IDENTIFY EARLY CVD RISK
The results underscore the importance of evaluating CVD risk factors in young people, says lead author Catherine Loria, PhD, a nutritional epidemiologist at the National Heart, Lung, and Blood Institute of the National Institutes of Health. "If a young adult has even slightly elevated [risk factor] levels, the physician may want to encourage lifestyle changes to reduce their patient's risk."
Young adults with above-optimal levels for each of the risk factors at baseline were two to three times more likely to have measurable CAC in the future. In addition, increases in coronary artery calcium in the 40–45 age group, compared with the 33–39 age group, suggest an acceleration of the development of CAC in later years.
Specifically, the researchers found those with blood glucose >110 mg/dl had a threefold increase in risk of developing CAC deposits by year 15; those with LDL cholesterol >130 mg/dl had a twofold increase in risk; and those with blood pressure >120/80 mmHg at entry had a 1.5–2 times greater risk.
Given the correlations between risk factors and CAC, Loria suggests primary care physicians conduct more cholesterol, blood pressure, BMI, and blood glucose screening for CVD risk factors in younger patients.
"National data would suggest that fewer people in this age group undergo risk-factor screening than older adults," Loria says. "We don't necessarily do a great job of making sure that we look for CVD risk factors in our patients who appear healthy."
TAKE ACTION
If screening reveals high CVD risk in young patients, physicians should advise them to improve their diets and exercise regularly, says Deanna Willis, MD, an associate professor of family medicine at Indiana University School of Medicine in Indianapolis who was not involved with the study.

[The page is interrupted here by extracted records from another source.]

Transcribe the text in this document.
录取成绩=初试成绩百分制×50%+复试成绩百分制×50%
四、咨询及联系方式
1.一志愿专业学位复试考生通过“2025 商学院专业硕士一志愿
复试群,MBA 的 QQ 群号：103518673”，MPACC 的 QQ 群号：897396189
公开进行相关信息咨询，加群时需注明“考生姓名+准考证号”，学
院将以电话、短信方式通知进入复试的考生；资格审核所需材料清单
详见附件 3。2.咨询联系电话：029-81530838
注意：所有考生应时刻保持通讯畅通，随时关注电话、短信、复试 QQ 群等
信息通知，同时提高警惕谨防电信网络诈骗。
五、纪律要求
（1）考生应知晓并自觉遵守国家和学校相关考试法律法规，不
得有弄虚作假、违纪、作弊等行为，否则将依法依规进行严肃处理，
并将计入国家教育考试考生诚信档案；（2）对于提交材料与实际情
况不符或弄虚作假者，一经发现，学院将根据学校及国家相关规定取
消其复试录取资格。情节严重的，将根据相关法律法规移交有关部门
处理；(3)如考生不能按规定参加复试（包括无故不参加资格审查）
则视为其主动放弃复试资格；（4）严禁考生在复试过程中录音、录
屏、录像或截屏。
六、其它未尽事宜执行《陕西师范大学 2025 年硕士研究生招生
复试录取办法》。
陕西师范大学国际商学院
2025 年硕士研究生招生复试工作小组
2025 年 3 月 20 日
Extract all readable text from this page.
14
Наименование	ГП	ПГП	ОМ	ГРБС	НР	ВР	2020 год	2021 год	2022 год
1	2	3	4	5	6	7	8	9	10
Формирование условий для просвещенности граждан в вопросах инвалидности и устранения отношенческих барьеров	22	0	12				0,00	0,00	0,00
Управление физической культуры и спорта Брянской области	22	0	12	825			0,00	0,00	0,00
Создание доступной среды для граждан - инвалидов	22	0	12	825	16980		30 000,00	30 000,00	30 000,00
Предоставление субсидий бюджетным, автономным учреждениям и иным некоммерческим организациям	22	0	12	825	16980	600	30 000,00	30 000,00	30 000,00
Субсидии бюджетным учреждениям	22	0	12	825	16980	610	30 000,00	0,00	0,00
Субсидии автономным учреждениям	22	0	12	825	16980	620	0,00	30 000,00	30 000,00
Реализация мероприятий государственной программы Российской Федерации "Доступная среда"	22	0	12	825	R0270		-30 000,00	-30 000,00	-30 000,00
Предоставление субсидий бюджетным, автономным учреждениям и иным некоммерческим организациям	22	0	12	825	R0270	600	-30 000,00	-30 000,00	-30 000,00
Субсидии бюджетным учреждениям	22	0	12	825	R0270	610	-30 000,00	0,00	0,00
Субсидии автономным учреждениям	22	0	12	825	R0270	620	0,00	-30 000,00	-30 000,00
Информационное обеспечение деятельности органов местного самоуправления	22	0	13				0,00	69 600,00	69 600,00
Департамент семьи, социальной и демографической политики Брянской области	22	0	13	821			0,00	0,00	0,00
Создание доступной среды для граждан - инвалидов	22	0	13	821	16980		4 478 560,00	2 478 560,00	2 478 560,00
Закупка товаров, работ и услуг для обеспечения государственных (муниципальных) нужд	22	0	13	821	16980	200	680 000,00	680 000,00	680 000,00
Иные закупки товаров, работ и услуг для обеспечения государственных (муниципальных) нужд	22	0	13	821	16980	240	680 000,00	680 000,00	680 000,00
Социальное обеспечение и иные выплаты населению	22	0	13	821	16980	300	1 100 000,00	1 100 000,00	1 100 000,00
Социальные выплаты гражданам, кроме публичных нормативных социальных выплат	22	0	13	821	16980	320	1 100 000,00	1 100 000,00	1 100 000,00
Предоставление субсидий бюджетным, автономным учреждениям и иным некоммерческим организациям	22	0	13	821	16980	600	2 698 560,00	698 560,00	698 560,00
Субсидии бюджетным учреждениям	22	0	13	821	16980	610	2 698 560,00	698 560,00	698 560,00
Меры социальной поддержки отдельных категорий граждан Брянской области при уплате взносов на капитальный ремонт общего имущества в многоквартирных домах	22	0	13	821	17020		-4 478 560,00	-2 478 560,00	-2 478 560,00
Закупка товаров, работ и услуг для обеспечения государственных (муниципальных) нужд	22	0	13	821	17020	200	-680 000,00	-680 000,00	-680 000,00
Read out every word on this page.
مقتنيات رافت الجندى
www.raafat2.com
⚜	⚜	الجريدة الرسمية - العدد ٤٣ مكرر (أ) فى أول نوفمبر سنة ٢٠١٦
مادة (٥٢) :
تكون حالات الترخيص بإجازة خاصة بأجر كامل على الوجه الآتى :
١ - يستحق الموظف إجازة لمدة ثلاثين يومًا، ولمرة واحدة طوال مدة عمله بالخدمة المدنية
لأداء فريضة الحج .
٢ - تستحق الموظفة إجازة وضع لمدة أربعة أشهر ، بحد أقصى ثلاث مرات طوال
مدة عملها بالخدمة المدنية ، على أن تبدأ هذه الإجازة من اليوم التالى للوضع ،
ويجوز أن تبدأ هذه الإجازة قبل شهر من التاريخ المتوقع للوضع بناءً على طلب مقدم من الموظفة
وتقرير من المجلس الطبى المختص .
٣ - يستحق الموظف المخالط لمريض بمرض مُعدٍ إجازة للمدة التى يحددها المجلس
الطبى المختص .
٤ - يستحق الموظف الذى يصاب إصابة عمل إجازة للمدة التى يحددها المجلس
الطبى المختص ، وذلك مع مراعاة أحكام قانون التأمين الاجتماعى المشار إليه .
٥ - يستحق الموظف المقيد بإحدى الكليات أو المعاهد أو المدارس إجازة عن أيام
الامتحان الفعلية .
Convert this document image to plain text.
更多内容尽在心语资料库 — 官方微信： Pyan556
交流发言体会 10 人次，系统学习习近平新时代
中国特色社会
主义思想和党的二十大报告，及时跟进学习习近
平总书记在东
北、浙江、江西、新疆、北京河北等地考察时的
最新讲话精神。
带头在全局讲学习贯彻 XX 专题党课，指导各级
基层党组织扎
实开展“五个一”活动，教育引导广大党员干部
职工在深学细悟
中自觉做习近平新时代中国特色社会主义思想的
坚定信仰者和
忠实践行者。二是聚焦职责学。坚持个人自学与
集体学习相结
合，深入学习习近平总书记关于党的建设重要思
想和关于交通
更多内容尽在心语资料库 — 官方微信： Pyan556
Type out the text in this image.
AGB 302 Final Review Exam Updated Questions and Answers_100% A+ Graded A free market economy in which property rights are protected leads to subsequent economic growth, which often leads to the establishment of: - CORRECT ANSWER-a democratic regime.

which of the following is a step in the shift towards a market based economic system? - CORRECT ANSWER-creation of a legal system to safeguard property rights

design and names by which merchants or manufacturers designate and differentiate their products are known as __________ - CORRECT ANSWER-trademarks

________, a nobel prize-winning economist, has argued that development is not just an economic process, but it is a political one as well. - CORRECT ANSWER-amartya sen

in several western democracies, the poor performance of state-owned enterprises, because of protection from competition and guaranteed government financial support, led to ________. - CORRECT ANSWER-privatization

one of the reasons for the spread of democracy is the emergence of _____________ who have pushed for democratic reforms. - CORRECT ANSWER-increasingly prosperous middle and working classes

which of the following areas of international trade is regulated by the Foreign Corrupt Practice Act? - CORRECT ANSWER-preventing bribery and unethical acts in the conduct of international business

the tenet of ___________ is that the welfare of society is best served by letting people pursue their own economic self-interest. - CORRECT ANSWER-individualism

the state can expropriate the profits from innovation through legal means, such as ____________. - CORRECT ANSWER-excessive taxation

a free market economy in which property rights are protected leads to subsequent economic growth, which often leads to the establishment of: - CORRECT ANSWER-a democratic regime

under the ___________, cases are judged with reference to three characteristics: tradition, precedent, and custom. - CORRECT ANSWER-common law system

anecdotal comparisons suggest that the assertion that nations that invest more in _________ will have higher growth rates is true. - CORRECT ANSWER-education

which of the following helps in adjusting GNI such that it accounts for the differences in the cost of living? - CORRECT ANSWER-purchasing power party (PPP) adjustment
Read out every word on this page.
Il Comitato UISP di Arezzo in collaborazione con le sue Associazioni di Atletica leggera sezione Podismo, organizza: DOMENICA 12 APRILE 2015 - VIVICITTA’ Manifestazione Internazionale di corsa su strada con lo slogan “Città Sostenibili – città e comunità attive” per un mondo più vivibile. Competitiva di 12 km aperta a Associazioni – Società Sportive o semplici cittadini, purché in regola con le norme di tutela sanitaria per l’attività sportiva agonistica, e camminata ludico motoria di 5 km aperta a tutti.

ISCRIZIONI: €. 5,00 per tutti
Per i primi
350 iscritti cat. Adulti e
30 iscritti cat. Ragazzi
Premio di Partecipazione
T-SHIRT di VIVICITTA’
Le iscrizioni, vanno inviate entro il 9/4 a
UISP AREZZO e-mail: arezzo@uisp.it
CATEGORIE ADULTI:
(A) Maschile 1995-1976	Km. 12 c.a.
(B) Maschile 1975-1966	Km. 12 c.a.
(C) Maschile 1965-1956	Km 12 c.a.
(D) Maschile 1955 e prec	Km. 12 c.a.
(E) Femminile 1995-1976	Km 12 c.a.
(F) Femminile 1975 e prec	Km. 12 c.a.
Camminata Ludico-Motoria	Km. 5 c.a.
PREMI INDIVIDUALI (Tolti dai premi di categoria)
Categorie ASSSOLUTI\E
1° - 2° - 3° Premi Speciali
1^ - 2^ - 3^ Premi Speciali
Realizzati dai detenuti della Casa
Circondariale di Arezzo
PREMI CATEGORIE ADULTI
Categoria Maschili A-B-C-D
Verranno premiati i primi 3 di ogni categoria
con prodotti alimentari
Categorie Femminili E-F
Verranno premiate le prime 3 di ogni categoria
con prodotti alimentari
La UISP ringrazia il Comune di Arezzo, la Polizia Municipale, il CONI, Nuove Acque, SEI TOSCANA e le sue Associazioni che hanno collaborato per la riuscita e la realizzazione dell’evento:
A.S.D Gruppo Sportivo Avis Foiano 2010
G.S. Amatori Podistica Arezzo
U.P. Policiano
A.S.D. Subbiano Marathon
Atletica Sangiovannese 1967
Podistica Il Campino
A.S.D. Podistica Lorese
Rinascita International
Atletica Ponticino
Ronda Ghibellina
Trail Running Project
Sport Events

Willis concedes, though, that it's "a challenge to convince patients that eating bar-and-grill food in [their] 20s really impacts their heart later on."
Another challenge is determining when or if to initiate treatment with medications in young adults, notes Lewis.
"This is an observational study, so we don't have the clinical trial
data needed to show you should be treating this group with medications,
especially from an early age," Lewis says. "The things we can do
without trial data are strongly encourage healthy diet and lifestyle at
earlier ages, and not think all is well because your patient is under
30."
Footnotes
Clinical practice guidelines on screening for and managing high cholesterol, high blood pressure, and obesity are available from the National Heart, Lung, and Blood Institute at www.nhlbi.nih.gov/guidelines/index.htm.